Kotlin – Nullability

All Java developers hate one simple thing about Java – NullPointerException. Worst nightmare caught on production during night-time. Having an instrument that allows to control null-types propagation through your codebase, would be beneficial for everyone. Would be even better if that could be done within compile-time.

Meet Kotlin nullability constraints.

Nullability constraints

Only an explicit variable can hold nulls and, in addition, we have compiler-time checks for passing nulls as method parameters. 
By default, a variable cannot accept null value.
There is a change in syntax to allow a variable to accept null. You will need to add a question mark at the end of variable type, e.g.:

        val a: String?

A nullable type cannot be assigned to the regular type. This case is also covered by the compile-time check.

Safe access operator

        m?.method()

This operator checks if the variable is null and does not execute a call to function if the check is true.

Elvis operator

        newMeeting = m ?: Meeting("important meeting")

Also known as a null-coalescing operator. It means: assign m to newMeeting if m is not null or otherwise create a new meeting and assign it to newMeeting.

Safe cast

        val saveable = o as? Saveable

Safely casts to Saveable or returns null, so return type will be Saveable?
The non-safe cast will drop exception:

        val saveable = o as Saveable

Not-null assertion

        m!!.close()

Checks that something is not null and throws NPE if it is. 
Good news: it will fail exactly at the line with a double exclamation mark and not somewhere later where this variable will be used the first time. Besides this construction should really make you think twice: is this really what you want to do at this place?

Let function

Used to avoid explicit null checks and it very useful when there is need to pass nullable type to non-nullable functions and we do not have access to modification of these functions (or we don’t really want to support nulls inside).

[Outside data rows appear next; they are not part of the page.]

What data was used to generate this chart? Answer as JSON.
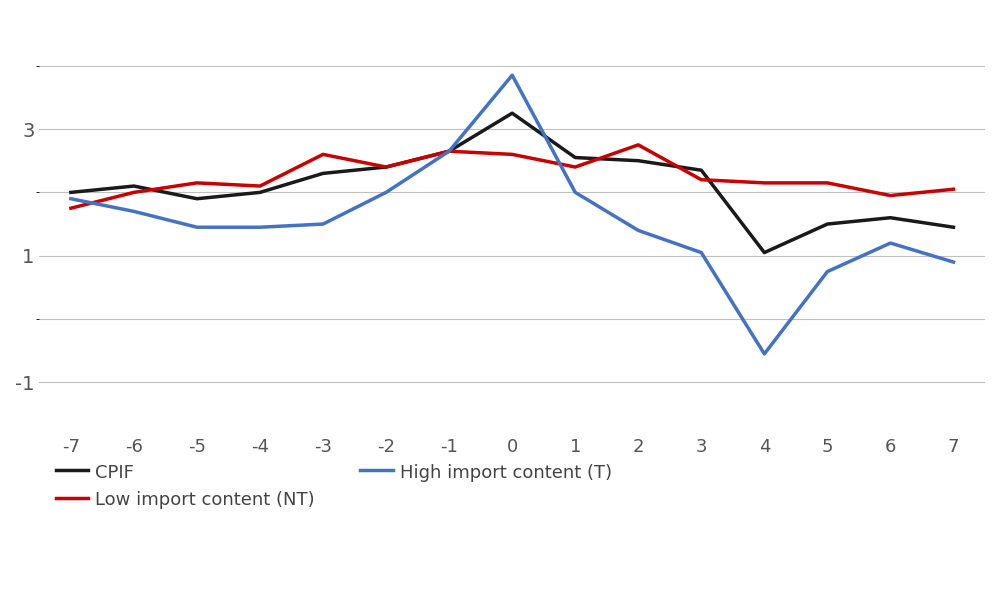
{
  "x": [
    -7,
    -6,
    -5,
    -4,
    -3,
    -2,
    -1,
    0,
    1,
    2,
    3,
    4,
    5,
    6,
    7
  ],
  "cpif": [
    2.0,
    2.1,
    1.9,
    2.0,
    2.3,
    2.4,
    2.65,
    3.25,
    2.55,
    2.5,
    2.35,
    1.05,
    1.5,
    1.6,
    1.45
  ],
  "low_import": [
    1.75,
    2.0,
    2.15,
    2.1,
    2.6,
    2.4,
    2.65,
    2.6,
    2.4,
    2.75,
    2.2,
    2.15,
    2.15,
    1.95,
    2.05
  ],
  "high_import": [
    1.9,
    1.7,
    1.45,
    1.45,
    1.5,
    2.0,
    2.65,
    3.85,
    2.0,
    1.4,
    1.05,
    -0.55,
    0.75,
    1.2,
    0.9
  ],
  "cpif_color": "#1a1a1a",
  "low_import_color": "#cc0000",
  "high_import_color": "#4472c4",
  "background_color": "#ffffff",
  "grid_color": "#c0c0c0",
  "line_width": 2.5,
  "yticks": [
    -1,
    1,
    3
  ],
  "ylim": [
    -1.8,
    4.8
  ],
  "xlim": [
    -7.5,
    7.5
  ],
  "legend_cpif": "CPIF",
  "legend_low": "Low import content (NT)",
  "legend_high": "High import content (T)"
}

        fun functionNonNull(m: Meeting): Boolean? {
            return if (m.canClose) m.close() else false
        }

        val m: Meeting? = null

        m?.let {
            functionNonNull(m)
        }

In this case, functionNonNull will be called only when m is non-null.

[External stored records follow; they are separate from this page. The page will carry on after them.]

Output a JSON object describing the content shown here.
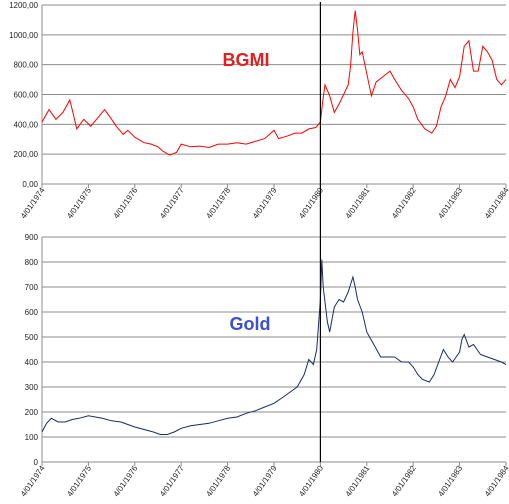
{
  "chart_data": [
    {
      "type": "line",
      "title": "BGMI",
      "color": "#ff0000",
      "xlabel": "",
      "ylabel": "",
      "ylim": [
        0,
        1300
      ],
      "yticks": [
        "0,00",
        "200,00",
        "400,00",
        "600,00",
        "800,00",
        "1000,00",
        "1200,00"
      ],
      "xticks": [
        "4/01/1974",
        "4/01/1975",
        "4/01/1976",
        "4/01/1977",
        "4/01/1978",
        "4/01/1979",
        "4/01/1980",
        "4/01/1981",
        "4/01/1982",
        "4/01/1983",
        "4/01/1984"
      ],
      "grid": true,
      "series": [
        {
          "x": [
            1974.0,
            1974.15,
            1974.3,
            1974.45,
            1974.6,
            1974.65,
            1974.75,
            1974.9,
            1975.05,
            1975.2,
            1975.35,
            1975.5,
            1975.6,
            1975.75,
            1975.85,
            1976.0,
            1976.2,
            1976.35,
            1976.5,
            1976.6,
            1976.75,
            1976.9,
            1977.0,
            1977.2,
            1977.4,
            1977.6,
            1977.8,
            1978.0,
            1978.2,
            1978.4,
            1978.6,
            1978.8,
            1979.0,
            1979.1,
            1979.2,
            1979.3,
            1979.45,
            1979.6,
            1979.75,
            1979.9,
            1980.0,
            1980.05,
            1980.1,
            1980.2,
            1980.3,
            1980.4,
            1980.5,
            1980.6,
            1980.65,
            1980.7,
            1980.75,
            1980.8,
            1980.85,
            1980.9,
            1981.0,
            1981.1,
            1981.2,
            1981.35,
            1981.5,
            1981.6,
            1981.75,
            1981.9,
            1982.0,
            1982.1,
            1982.25,
            1982.4,
            1982.5,
            1982.6,
            1982.7,
            1982.8,
            1982.9,
            1983.0,
            1983.1,
            1983.2,
            1983.3,
            1983.4,
            1983.5,
            1983.6,
            1983.7,
            1983.8,
            1983.9,
            1984.0
          ],
          "values": [
            450,
            540,
            470,
            520,
            610,
            540,
            400,
            470,
            420,
            480,
            540,
            470,
            420,
            360,
            390,
            340,
            300,
            290,
            270,
            240,
            210,
            230,
            290,
            270,
            275,
            265,
            290,
            290,
            300,
            290,
            310,
            330,
            390,
            330,
            340,
            350,
            370,
            370,
            400,
            410,
            450,
            600,
            720,
            640,
            520,
            580,
            650,
            720,
            860,
            1100,
            1260,
            1120,
            940,
            960,
            800,
            640,
            740,
            780,
            820,
            760,
            680,
            620,
            560,
            470,
            400,
            370,
            420,
            560,
            640,
            760,
            700,
            780,
            1000,
            1040,
            820,
            820,
            1000,
            960,
            900,
            760,
            720,
            760
          ]
        }
      ]
    },
    {
      "type": "line",
      "title": "Gold",
      "color": "#1a2b66",
      "xlabel": "",
      "ylabel": "",
      "ylim": [
        0,
        900
      ],
      "yticks": [
        "0",
        "100",
        "200",
        "300",
        "400",
        "500",
        "600",
        "700",
        "800",
        "900"
      ],
      "xticks": [
        "4/01/1974",
        "4/01/1975",
        "4/01/1976",
        "4/01/1977",
        "4/01/1978",
        "4/01/1979",
        "4/01/1980",
        "4/01/1981",
        "4/01/1982",
        "4/01/1983",
        "4/01/1984"
      ],
      "grid": true,
      "series": [
        {
          "x": [
            1974.0,
            1974.1,
            1974.2,
            1974.35,
            1974.5,
            1974.65,
            1974.8,
            1975.0,
            1975.15,
            1975.3,
            1975.5,
            1975.7,
            1975.85,
            1976.0,
            1976.2,
            1976.4,
            1976.55,
            1976.7,
            1976.85,
            1977.0,
            1977.2,
            1977.4,
            1977.6,
            1977.8,
            1978.0,
            1978.2,
            1978.4,
            1978.6,
            1978.8,
            1979.0,
            1979.2,
            1979.35,
            1979.5,
            1979.65,
            1979.75,
            1979.85,
            1979.92,
            1980.0,
            1980.03,
            1980.06,
            1980.1,
            1980.15,
            1980.2,
            1980.3,
            1980.4,
            1980.5,
            1980.6,
            1980.7,
            1980.75,
            1980.8,
            1980.9,
            1981.0,
            1981.15,
            1981.3,
            1981.45,
            1981.6,
            1981.75,
            1981.9,
            1982.0,
            1982.1,
            1982.2,
            1982.35,
            1982.45,
            1982.55,
            1982.65,
            1982.75,
            1982.85,
            1983.0,
            1983.05,
            1983.1,
            1983.2,
            1983.3,
            1983.45,
            1983.6,
            1983.75,
            1983.9,
            1984.0
          ],
          "values": [
            120,
            155,
            175,
            160,
            160,
            170,
            175,
            185,
            180,
            175,
            165,
            160,
            150,
            140,
            130,
            120,
            110,
            110,
            120,
            135,
            145,
            150,
            155,
            165,
            175,
            180,
            195,
            205,
            220,
            235,
            260,
            280,
            300,
            350,
            410,
            390,
            450,
            650,
            810,
            700,
            640,
            560,
            520,
            620,
            650,
            640,
            680,
            740,
            700,
            650,
            600,
            520,
            470,
            420,
            420,
            420,
            400,
            400,
            380,
            350,
            330,
            320,
            350,
            400,
            450,
            420,
            400,
            440,
            490,
            510,
            460,
            470,
            430,
            420,
            410,
            400,
            390
          ]
        }
      ]
    }
  ]
}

Late initialized properties and lateinit construct

Sometimes values cannot be initialized when declared. At this point you have options:

  • mark them as nullable (can be that you don’t really want that, like in case of Spring cause you definitely know that as run-time those variables won’t be null) but this is a code-smell;
  • Mark them as lateinit variables. This is compiler keyword and basically what it means is: I declare this variable, I know that it’s null right now but I promise it will be initialised before the first use. This allows to make your code more concise, predictable and readable.

Kotlin nullability interoperability with Java Code

Kotlin understands @Nullable and @NotNull annotations from Java world. Also, Kotlin has support for annotation from javax.annotation package and org.jetbrains.annotation package.

Java-Kotlin interoperability table can be found on below.

JavaKotlinDescription for Kotlin
@Nullable TT?  Regular nullable type
@NotNull TTNon-nullable type
T Platform type Platform type. Can be nullable and non-nullable

Platform type basically means that at the point of variable usage we have no information out from javax annotations if this variable is nullable or not.

You decide how to treat platform type on your own: as nullable or non-nullable type.